6 must-watch clips to celebrate Native American Heritage Month
October 31, 2023 Leave a Comment
November is Native American Heritage Month, a celebration of Indigenous cultures that began as a week-long celebration in 1986. Every president since 1995 has issued annual proclamations designating the month of November as the time to celebrate the cultures, accomplishments and contributions of Native American communities.
PBS Wisconsin invites you to celebrate by listening and learning from Indigenous and Native voices from Wisconsin and beyond with this collection of short videos.
Halluci Nation Rocks Brooklyn | Native America
In a club in Brooklyn, Bear Witness and Tim 2oolman Hill, the duo behind The Halluci Nation, an electronic music group, are putting a new spin on a traditional beat and taking power over how they represent themselves and Indigenous people.
Powwow Trail: Keeping the Beat | The Ways
How do singing and dancing provide an opportunity to bring communities together?
Contemporary powwows bring together Native Americans from many different Nations, providing opportunities to gather and celebrate. Learn how Dylan Jennings, a member of the Bad River Band of Lake Superior Chippewa, dances the Men’s Traditional dance, which for him, mimics hunting movements.
Oneida White Corn Soup | Wisconsin Life
Rebecca Webster and Laura Manthe are close cousins and members of Wisconsin’s Oneida Nation. They make traditional white corn soup, a Native “slow food” that arrived long before slow food was cool. They believe returning to the traditional diet this soup represents could be part of the solution to racial and ethnic health disparities.
Wisconsin Country Music Minute: Bill Miller | University Place
Historian Bill C. Malone discusses the life and work of Wisconsin-born Bill Miller, a Grammy Award-winning flautist, guitarist, singer and songwriter whose work often celebrates his Native American heritage and his Christian faith.
The First Native American to Win the Pulitzer | American Masters
When N. Scott Momaday won the Pulitzer Prize for his book “House Made of Dawn,” it was a victory for the entire Native American community.

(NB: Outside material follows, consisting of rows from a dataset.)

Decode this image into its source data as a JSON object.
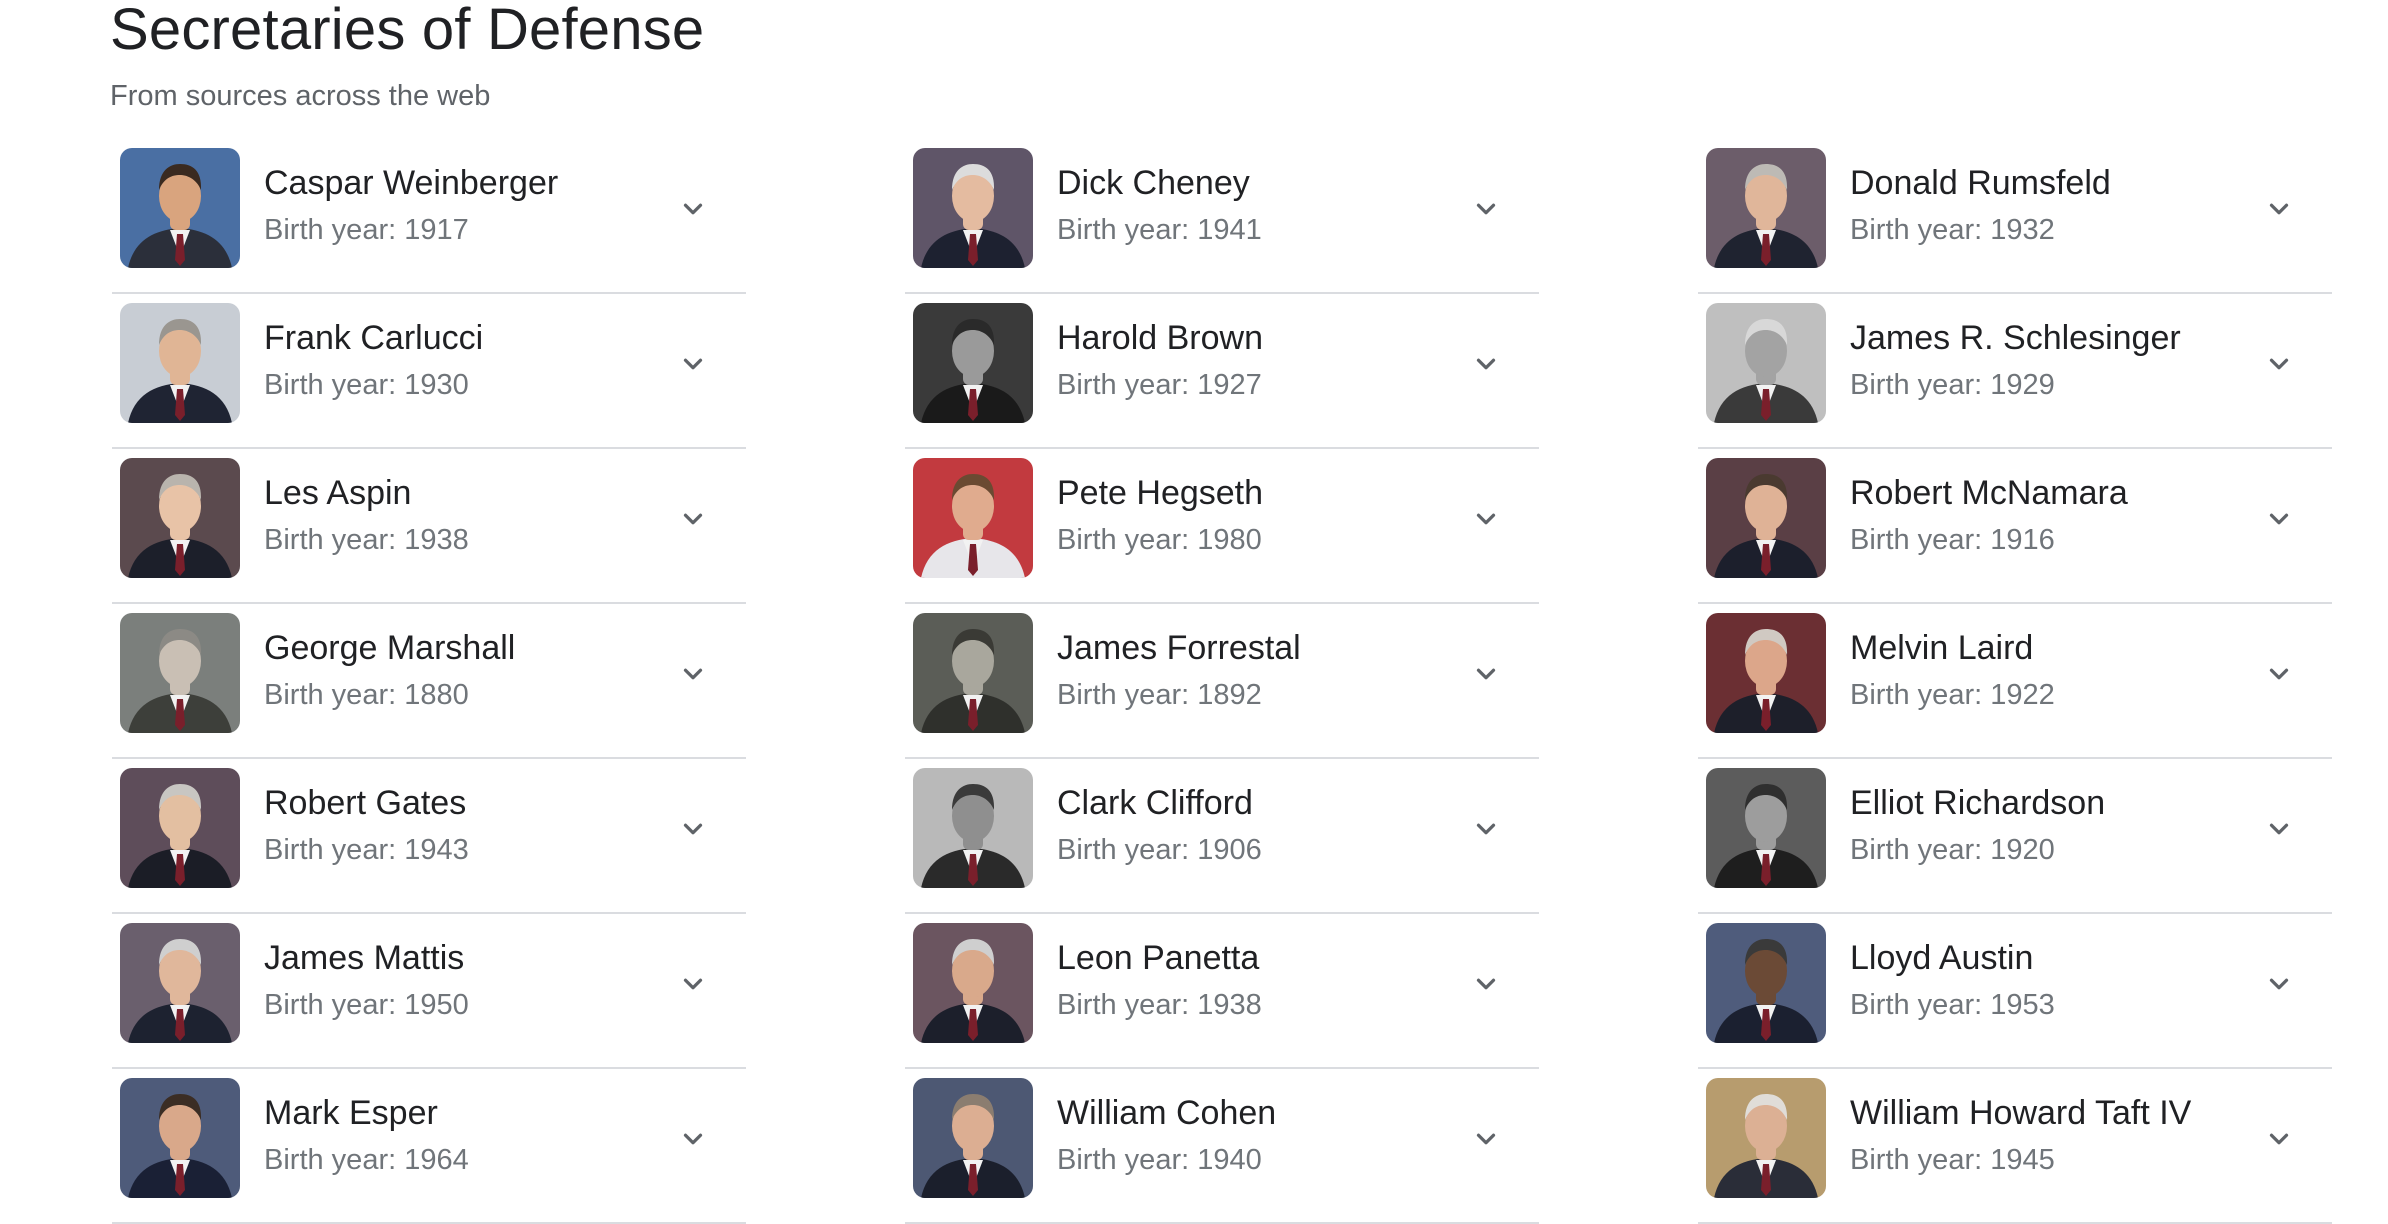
{
  "header": {
    "title": "Secretaries of Defense",
    "subtitle": "From sources across the web"
  },
  "icons": {
    "expand": "chevron-down-icon",
    "photo": "portrait-photo"
  },
  "colors": {
    "title": "#202124",
    "secondary_text": "#70757a",
    "divider": "#dadce0",
    "chevron": "#5f6368"
  },
  "columns": [
    {
      "items": [
        {
          "name": "Caspar Weinberger",
          "birth": "Birth year: 1917",
          "bg": "#4a6fa3",
          "suit": "#2b2f3a",
          "skin": "#d9a47e",
          "hair": "#3a2a20"
        },
        {
          "name": "Frank Carlucci",
          "birth": "Birth year: 1930",
          "bg": "#c8cdd4",
          "suit": "#1f2433",
          "skin": "#e0b595",
          "hair": "#9a9690"
        },
        {
          "name": "Les Aspin",
          "birth": "Birth year: 1938",
          "bg": "#5b4a4e",
          "suit": "#1c1f2a",
          "skin": "#e8c3a7",
          "hair": "#b9b4ad"
        },
        {
          "name": "George Marshall",
          "birth": "Birth year: 1880",
          "bg": "#7b7f7c",
          "suit": "#3d3f3a",
          "skin": "#c9bfb4",
          "hair": "#8c8a85"
        },
        {
          "name": "Robert Gates",
          "birth": "Birth year: 1943",
          "bg": "#5e4d5a",
          "suit": "#1b1d26",
          "skin": "#e3bfa1",
          "hair": "#c8c6c2"
        },
        {
          "name": "James Mattis",
          "birth": "Birth year: 1950",
          "bg": "#6a5f6d",
          "suit": "#1d2230",
          "skin": "#e0b79b",
          "hair": "#cfcfcf"
        },
        {
          "name": "Mark Esper",
          "birth": "Birth year: 1964",
          "bg": "#4e5b7a",
          "suit": "#1a2035",
          "skin": "#d9a88a",
          "hair": "#3b2d24"
        }
      ]
    },
    {
      "items": [
        {
          "name": "Dick Cheney",
          "birth": "Birth year: 1941",
          "bg": "#5f5568",
          "suit": "#1d2130",
          "skin": "#e4bba0",
          "hair": "#dcdcdc"
        },
        {
          "name": "Harold Brown",
          "birth": "Birth year: 1927",
          "bg": "#3a3a3a",
          "suit": "#1a1a1a",
          "skin": "#9a9a9a",
          "hair": "#2a2a2a"
        },
        {
          "name": "Pete Hegseth",
          "birth": "Birth year: 1980",
          "bg": "#c23a3f",
          "suit": "#e7e6ea",
          "skin": "#e0ab8e",
          "hair": "#6a4a32"
        },
        {
          "name": "James Forrestal",
          "birth": "Birth year: 1892",
          "bg": "#5b5d57",
          "suit": "#2f302c",
          "skin": "#a9a79d",
          "hair": "#3a3a35"
        },
        {
          "name": "Clark Clifford",
          "birth": "Birth year: 1906",
          "bg": "#b9b9b9",
          "suit": "#2a2a2a",
          "skin": "#8f8f8f",
          "hair": "#3a3a3a"
        },
        {
          "name": "Leon Panetta",
          "birth": "Birth year: 1938",
          "bg": "#6b5560",
          "suit": "#1c1f2b",
          "skin": "#d9a98b",
          "hair": "#cfcfcf"
        },
        {
          "name": "William Cohen",
          "birth": "Birth year: 1940",
          "bg": "#4d5873",
          "suit": "#1b1f2c",
          "skin": "#dcae92",
          "hair": "#8b7d70"
        }
      ]
    },
    {
      "items": [
        {
          "name": "Donald Rumsfeld",
          "birth": "Birth year: 1932",
          "bg": "#6c5d6a",
          "suit": "#1f2330",
          "skin": "#e0b69a",
          "hair": "#bdbab5"
        },
        {
          "name": "James R. Schlesinger",
          "birth": "Birth year: 1929",
          "bg": "#bfbfbf",
          "suit": "#3a3a3a",
          "skin": "#a3a3a3",
          "hair": "#d8d8d8"
        },
        {
          "name": "Robert McNamara",
          "birth": "Birth year: 1916",
          "bg": "#5a3f45",
          "suit": "#1c1f2c",
          "skin": "#dfb296",
          "hair": "#4a3a30"
        },
        {
          "name": "Melvin Laird",
          "birth": "Birth year: 1922",
          "bg": "#6b2f33",
          "suit": "#1d1f2a",
          "skin": "#dca68a",
          "hair": "#d0c9c2"
        },
        {
          "name": "Elliot Richardson",
          "birth": "Birth year: 1920",
          "bg": "#5c5c5c",
          "suit": "#1e1e1e",
          "skin": "#9d9d9d",
          "hair": "#2f2f2f"
        },
        {
          "name": "Lloyd Austin",
          "birth": "Birth year: 1953",
          "bg": "#4f5c7c",
          "suit": "#1b2030",
          "skin": "#6b4a36",
          "hair": "#3a3a3a"
        },
        {
          "name": "William Howard Taft IV",
          "birth": "Birth year: 1945",
          "bg": "#b79c6e",
          "suit": "#2a2d38",
          "skin": "#dcb094",
          "hair": "#e0ddd8"
        }
      ]
    }
  ]
}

Hear Jeff Bridges, Joy Harjo, Robert Redford and James Earl Jones explain the importance of Momaday’s writing.
Ojibwe artist Biskakone Greg Johnson | Craft in America
Greg Johnson is an Ojibwe tribal member, cultural practitioner and educator from Wisconsin committed to learning and teaching the traditional methods and crafts of the Ojibwe people. He has mastered the crafts of cedar bark mat weaving, beadwork, weaving winnowing baskets and winter bark basket making, moccasin sewing and canoe building.

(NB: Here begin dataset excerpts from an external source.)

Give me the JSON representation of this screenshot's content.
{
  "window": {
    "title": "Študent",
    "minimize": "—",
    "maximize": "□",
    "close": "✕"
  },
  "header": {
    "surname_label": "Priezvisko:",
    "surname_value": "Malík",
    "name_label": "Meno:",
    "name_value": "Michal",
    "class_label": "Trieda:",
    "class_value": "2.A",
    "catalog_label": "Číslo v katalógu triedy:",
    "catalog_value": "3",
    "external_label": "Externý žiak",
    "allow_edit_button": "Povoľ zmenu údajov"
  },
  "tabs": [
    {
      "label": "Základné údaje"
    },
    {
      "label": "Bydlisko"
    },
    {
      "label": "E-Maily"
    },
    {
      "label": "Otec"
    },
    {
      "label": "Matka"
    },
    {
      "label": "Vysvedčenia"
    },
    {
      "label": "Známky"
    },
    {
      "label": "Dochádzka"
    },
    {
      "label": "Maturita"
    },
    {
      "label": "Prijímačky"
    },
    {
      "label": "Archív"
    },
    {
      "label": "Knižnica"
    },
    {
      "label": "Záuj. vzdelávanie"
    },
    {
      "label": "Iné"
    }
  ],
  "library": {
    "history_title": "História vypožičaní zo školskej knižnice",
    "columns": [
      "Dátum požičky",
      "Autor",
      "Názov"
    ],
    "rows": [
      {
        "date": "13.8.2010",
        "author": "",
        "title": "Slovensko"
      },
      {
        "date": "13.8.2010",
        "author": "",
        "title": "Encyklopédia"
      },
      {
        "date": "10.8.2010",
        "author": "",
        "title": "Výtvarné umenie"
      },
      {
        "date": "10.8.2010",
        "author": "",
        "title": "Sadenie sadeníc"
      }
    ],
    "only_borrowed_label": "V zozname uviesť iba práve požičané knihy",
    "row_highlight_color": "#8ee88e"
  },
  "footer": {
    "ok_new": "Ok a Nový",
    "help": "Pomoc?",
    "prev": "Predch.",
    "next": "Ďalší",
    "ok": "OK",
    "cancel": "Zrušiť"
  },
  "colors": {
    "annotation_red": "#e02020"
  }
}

Native American American Indians Indigenous Made in Wisconsin
Caryl Pfeiffer says:
Thank you for sharing some of your traditions. I am happy to see you are passing on the traditions so they are not forgotten and also educate those outside of the tribal nations. Hopefully the continued education of Native American history will overcome the ignorance that still exists. Appreciating our many diverse cultures makes us a more empathetic, loving world. Thank you for continuing to show us who you are, who your ancestors were.